A customer-owned PG&E “will better focus its scarce dollars on long-neglected maintenance, repairs, and capital upgrade, and mitigating some part of the substantial upward pressure on rates.”

Second, a customer-owned utility structure can be accomplished through a Chapter 11 plan, “with results far superior to those that would be seen from the two plans currently under consideration.”

Third, the customer-owned utility structure would “allow PG&E to begin the process of restoring public confidence, in part by allowing the public to have greater role in determining decisions that increasingly have come to define matters of life and death.”

The letter was signed by San Jose Mayor Sam Liccardo, as well as mayors of the following cities: Sacramento, Oakland, Stockton, Modesto, Elk Grove, Hayward, Sunnyvale, Berkeley, Richmond, Clovis, Chico, Redding, Redwood, Davis and Santa Cruz. Liccardo in October issued a memo in response to a recent power shutoff by PG&E that calls for an exploration of creating a municipal utility, among other things.

California county officials signing the letter to the PUC were: President Carole Groom, San Mateo County Board of Supervisors; Chair Ryan Coonerty, Santa Cruz County Board of Supervisors; Chair Kate Sears, Marin County Board of Supervisors; Chair Don Saylor, Yolo County Board of Supervisors; and Chair Mark Medina, San Benito County Board of Supervisors.

“While I think it’s great to move this solution in the direction of a customer-owned utility, we don’t see any guarantees, or even a single mention, that the proposal would have transparency, open records, open meetings, and other vital elements of a true publicly owned utility. Before forming an opinion, we’ll wait for more details to emerge,” said Barry Moline, executive director, California Municipal Utilities Association.

Calif. is scoping plan for PG&E, including possible publicly owned option

California Gov.
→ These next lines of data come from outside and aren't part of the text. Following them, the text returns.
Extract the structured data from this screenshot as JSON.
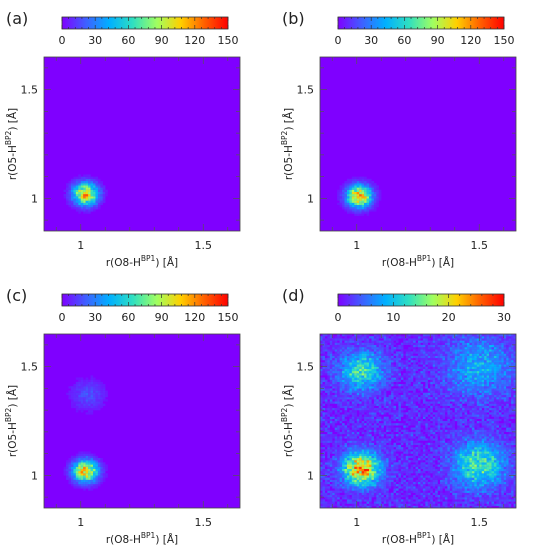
{
  "figure": {
    "background": "#ffffff",
    "heatmap_background": "#7f00ff",
    "colormap": "rainbow (purple to red)",
    "colormap_stops": [
      "#7f00ff",
      "#3f5fff",
      "#00b0ff",
      "#30e0c0",
      "#a0ff60",
      "#ffd000",
      "#ff6000",
      "#ff0000"
    ]
  },
  "chart_data": [
    {
      "type": "heatmap",
      "panel": "(a)",
      "xlabel": "r(O8-H",
      "xlabel_sup": "BP1",
      "xlabel_suffix": ") [Å]",
      "ylabel": "r(O5-H",
      "ylabel_sup": "BP2",
      "ylabel_suffix": ") [Å]",
      "xlim": [
        0.85,
        1.65
      ],
      "ylim": [
        0.85,
        1.65
      ],
      "xticks": [
        "1",
        "1.5"
      ],
      "yticks": [
        "1",
        "1.5"
      ],
      "colorbar": {
        "min": 0,
        "max": 150,
        "ticks": [
          "0",
          "30",
          "60",
          "90",
          "120",
          "150"
        ]
      },
      "clusters": [
        {
          "x": 1.02,
          "y": 1.02,
          "peak": 110,
          "spread": 0.035
        }
      ]
    },
    {
      "type": "heatmap",
      "panel": "(b)",
      "xlabel": "r(O8-H",
      "xlabel_sup": "BP1",
      "xlabel_suffix": ") [Å]",
      "ylabel": "r(O5-H",
      "ylabel_sup": "BP2",
      "ylabel_suffix": ") [Å]",
      "xlim": [
        0.85,
        1.65
      ],
      "ylim": [
        0.85,
        1.65
      ],
      "xticks": [
        "1",
        "1.5"
      ],
      "yticks": [
        "1",
        "1.5"
      ],
      "colorbar": {
        "min": 0,
        "max": 150,
        "ticks": [
          "0",
          "30",
          "60",
          "90",
          "120",
          "150"
        ]
      },
      "clusters": [
        {
          "x": 1.01,
          "y": 1.01,
          "peak": 115,
          "spread": 0.035
        }
      ]
    },
    {
      "type": "heatmap",
      "panel": "(c)",
      "xlabel": "r(O8-H",
      "xlabel_sup": "BP1",
      "xlabel_suffix": ") [Å]",
      "ylabel": "r(O5-H",
      "ylabel_sup": "BP2",
      "ylabel_suffix": ") [Å]",
      "xlim": [
        0.85,
        1.65
      ],
      "ylim": [
        0.85,
        1.65
      ],
      "xticks": [
        "1",
        "1.5"
      ],
      "yticks": [
        "1",
        "1.5"
      ],
      "colorbar": {
        "min": 0,
        "max": 150,
        "ticks": [
          "0",
          "30",
          "60",
          "90",
          "120",
          "150"
        ]
      },
      "clusters": [
        {
          "x": 1.02,
          "y": 1.02,
          "peak": 110,
          "spread": 0.035
        },
        {
          "x": 1.03,
          "y": 1.37,
          "peak": 18,
          "spread": 0.05
        }
      ]
    },
    {
      "type": "heatmap",
      "panel": "(d)",
      "xlabel": "r(O8-H",
      "xlabel_sup": "BP1",
      "xlabel_suffix": ") [Å]",
      "ylabel": "r(O5-H",
      "ylabel_sup": "BP2",
      "ylabel_suffix": ") [Å]",
      "xlim": [
        0.85,
        1.65
      ],
      "ylim": [
        0.85,
        1.65
      ],
      "xticks": [
        "1",
        "1.5"
      ],
      "yticks": [
        "1",
        "1.5"
      ],
      "colorbar": {
        "min": 0,
        "max": 30,
        "ticks": [
          "0",
          "10",
          "20",
          "30"
        ]
      },
      "clusters": [
        {
          "x": 1.02,
          "y": 1.03,
          "peak": 22,
          "spread": 0.05
        },
        {
          "x": 1.02,
          "y": 1.48,
          "peak": 11,
          "spread": 0.06
        },
        {
          "x": 1.5,
          "y": 1.05,
          "peak": 12,
          "spread": 0.07
        },
        {
          "x": 1.5,
          "y": 1.5,
          "peak": 7,
          "spread": 0.09
        }
      ],
      "noise_level": 4
    }
  ]
}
Gavin Newsom recently called on various stakeholders to meet the week of Nov. 4 to accelerate a consensual resolution to PG&E’s bankruptcy cases that will lead to the creation of a new entity.
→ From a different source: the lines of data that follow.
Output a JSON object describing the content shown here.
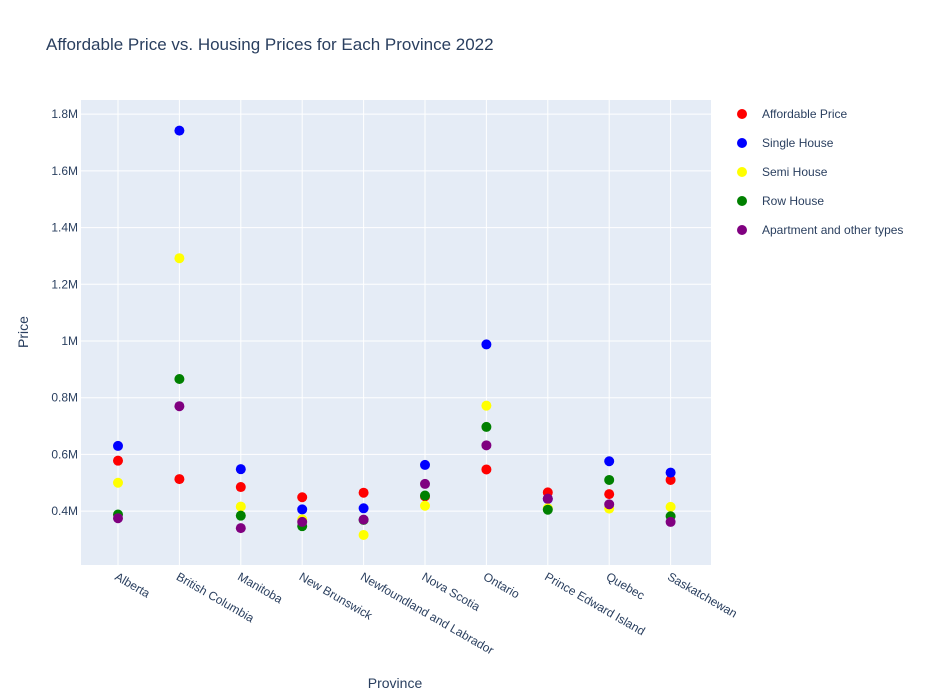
{
  "chart_data": {
    "type": "scatter",
    "title": "Affordable Price vs. Housing Prices for Each Province 2022",
    "xlabel": "Province",
    "ylabel": "Price",
    "categories": [
      "Alberta",
      "British Columbia",
      "Manitoba",
      "New Brunswick",
      "Newfoundland and Labrador",
      "Nova Scotia",
      "Ontario",
      "Prince Edward Island",
      "Quebec",
      "Saskatchewan"
    ],
    "ylim": [
      210000,
      1850000
    ],
    "yticks": [
      400000,
      600000,
      800000,
      1000000,
      1200000,
      1400000,
      1600000,
      1800000
    ],
    "ytick_labels": [
      "0.4M",
      "0.6M",
      "0.8M",
      "1M",
      "1.2M",
      "1.4M",
      "1.6M",
      "1.8M"
    ],
    "grid": true,
    "legend_position": "top-right",
    "series": [
      {
        "name": "Affordable Price",
        "color": "#ff0000",
        "values": [
          578000,
          513000,
          485000,
          449000,
          465000,
          452000,
          547000,
          466000,
          460000,
          510000
        ]
      },
      {
        "name": "Single House",
        "color": "#0000ff",
        "values": [
          630000,
          1742000,
          548000,
          406000,
          410000,
          563000,
          988000,
          443000,
          576000,
          536000
        ]
      },
      {
        "name": "Semi House",
        "color": "#ffff00",
        "values": [
          500000,
          1292000,
          416000,
          371000,
          316000,
          419000,
          772000,
          410000,
          409000,
          415000
        ]
      },
      {
        "name": "Row House",
        "color": "#008000",
        "values": [
          388000,
          866000,
          384000,
          347000,
          369000,
          455000,
          697000,
          405000,
          510000,
          382000
        ]
      },
      {
        "name": "Apartment and other types",
        "color": "#800080",
        "values": [
          375000,
          770000,
          340000,
          362000,
          370000,
          496000,
          632000,
          444000,
          424000,
          362000
        ]
      }
    ]
  }
}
At the same time, Newsom warned on Nov. 1 that if the parties fail to reach an agreement quickly “to begin this process of transformation, the state will not hesitate to step in and restructure the utility” and said that “all options are on the table.”

He said that the state is “leaning in on scoping a state backup strategy and plan and we are committed to doing that concurrently as we encourage these parties to move forward with their own transformational efforts to get PG&E out of bankruptcy.”
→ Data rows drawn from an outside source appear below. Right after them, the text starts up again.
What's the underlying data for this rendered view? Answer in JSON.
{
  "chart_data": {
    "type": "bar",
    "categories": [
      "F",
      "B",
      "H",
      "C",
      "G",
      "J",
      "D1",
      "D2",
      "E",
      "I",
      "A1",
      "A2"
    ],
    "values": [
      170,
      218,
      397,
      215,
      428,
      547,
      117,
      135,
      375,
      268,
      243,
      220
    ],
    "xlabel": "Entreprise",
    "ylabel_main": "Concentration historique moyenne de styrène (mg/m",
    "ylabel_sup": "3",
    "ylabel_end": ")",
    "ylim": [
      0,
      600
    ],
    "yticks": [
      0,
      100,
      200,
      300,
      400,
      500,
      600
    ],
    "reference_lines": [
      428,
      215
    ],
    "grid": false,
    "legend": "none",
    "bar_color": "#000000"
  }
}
On Nov. 5, Newsom called William Johnson, the CEO of PG&E, to his office “for a closed-door meeting as the company struggles to emerge from a high-profile bankruptcy while facing criticism for its practice of shutting off power for millions of people to prevent wildfires,” the AP reported.

A spokesman for Newsom “says the first-term governor ‘spelled out in vivid detail’ how the blackouts have prevented people from ‘refilling lifesaving prescriptions and power breathing machines’ and how small businesses and schools were closed for days,” the AP reported.

“Newsom also reiterated the state would consider a potential takeover of the utility if the bankruptcy is not resolved by June 30,” the AP reported.

According to the AP story, Johnson defended the company, telling reporters after the meeting that the power shutoffs have been "well planned and executed."

CPUC takes additional actions

In the wake of another recent round of PSPS by California investor-owned utilities aimed at mitigating the threat of wildfires, the CPUC on Oct. 28 said that it was taking additional actions including an immediate re-examination of how utilities are using PSPS and directing utilities to expand wildfire mitigation plans.